Einem inneren Wunsch entsprechend und weil der Trend zum Zweit- vielleicht sogar Drittgerät geht, habe ich für günstiges Geld den E-Book-Reader OYO erworben. Eine 10% Weihnachtsrabatt hat den Preis nochmals gesenkt, sodass ich gut 100 Euro weniger für das Gerät bezahlt habe, als vor 1 1/2 Jahren für den Cybook Opus. Letzter ist heute zwar günstiger geworden, mit 199 Euro UVP aber immer noch knapp 60 Euro teurer als der OYO.
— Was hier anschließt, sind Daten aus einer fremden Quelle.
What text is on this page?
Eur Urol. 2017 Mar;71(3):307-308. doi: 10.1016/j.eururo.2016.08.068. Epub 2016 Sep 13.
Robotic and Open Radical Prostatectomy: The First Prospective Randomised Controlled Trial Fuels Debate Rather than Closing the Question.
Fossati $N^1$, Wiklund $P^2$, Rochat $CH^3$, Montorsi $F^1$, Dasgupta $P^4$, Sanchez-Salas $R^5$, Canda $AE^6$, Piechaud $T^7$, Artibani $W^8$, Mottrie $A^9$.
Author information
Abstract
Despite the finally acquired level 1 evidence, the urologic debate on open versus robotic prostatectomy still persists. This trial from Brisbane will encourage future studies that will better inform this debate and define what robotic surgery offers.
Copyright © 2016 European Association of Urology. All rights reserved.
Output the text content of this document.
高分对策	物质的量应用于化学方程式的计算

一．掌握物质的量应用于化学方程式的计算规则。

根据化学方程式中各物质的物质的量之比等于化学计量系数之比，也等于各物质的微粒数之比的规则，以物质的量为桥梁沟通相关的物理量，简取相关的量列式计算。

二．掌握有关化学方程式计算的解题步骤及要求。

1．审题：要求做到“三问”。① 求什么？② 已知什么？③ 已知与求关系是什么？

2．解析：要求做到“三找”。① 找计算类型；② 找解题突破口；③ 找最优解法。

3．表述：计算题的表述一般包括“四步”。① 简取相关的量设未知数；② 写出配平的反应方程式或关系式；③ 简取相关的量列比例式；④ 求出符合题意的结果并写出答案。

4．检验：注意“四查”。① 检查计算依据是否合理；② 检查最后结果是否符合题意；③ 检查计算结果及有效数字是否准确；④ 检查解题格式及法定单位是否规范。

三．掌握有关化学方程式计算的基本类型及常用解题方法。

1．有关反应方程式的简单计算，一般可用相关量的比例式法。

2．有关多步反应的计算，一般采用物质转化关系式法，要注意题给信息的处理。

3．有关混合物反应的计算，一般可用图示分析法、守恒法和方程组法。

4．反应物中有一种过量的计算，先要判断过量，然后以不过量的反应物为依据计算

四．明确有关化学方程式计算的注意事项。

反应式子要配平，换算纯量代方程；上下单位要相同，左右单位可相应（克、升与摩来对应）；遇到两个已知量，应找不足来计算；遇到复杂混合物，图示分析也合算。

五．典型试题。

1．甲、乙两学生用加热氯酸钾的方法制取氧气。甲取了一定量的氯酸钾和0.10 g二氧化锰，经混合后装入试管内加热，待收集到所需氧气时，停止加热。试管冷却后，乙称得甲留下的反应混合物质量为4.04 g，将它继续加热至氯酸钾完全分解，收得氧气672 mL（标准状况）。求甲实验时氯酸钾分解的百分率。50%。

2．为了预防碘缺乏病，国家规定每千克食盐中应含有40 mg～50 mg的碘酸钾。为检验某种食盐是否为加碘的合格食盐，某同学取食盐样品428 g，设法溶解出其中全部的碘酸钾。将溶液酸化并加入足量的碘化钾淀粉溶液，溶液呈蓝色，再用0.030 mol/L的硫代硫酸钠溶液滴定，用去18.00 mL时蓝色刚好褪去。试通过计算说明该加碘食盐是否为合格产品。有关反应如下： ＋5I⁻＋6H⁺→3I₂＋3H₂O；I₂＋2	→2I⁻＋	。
Das Kontrastverhältnis zwischen den beiden Geräten ist in etwa gleich. Der OYO hat allerdings einige nennenswerte Vorteile. Zum Einen wäre dort das 1″ größere Display (6″), die W-LAN-Fähigkeit, die es einem ermöglicht überall dort, wo man wirelles Zugriff auf das Internet bekommt, Bücher einzukaufen, einen 2 GB großen Speicher (der Opus hat nur 1 GB, aber für reine Lektüre reichen selbst die 1 GB für satte 1.200 Bücher!) sowie die Möglichkeit mp3-Dateien abzuspielen (weniger zum Musikhören, wenn auch das Möglich ist, als eher um Audiobooks anzuhören).
Erweiterbar ist die Speicherkapazität des OYO ebenfalls, dafür sorgt ein Micro-SD-Slot.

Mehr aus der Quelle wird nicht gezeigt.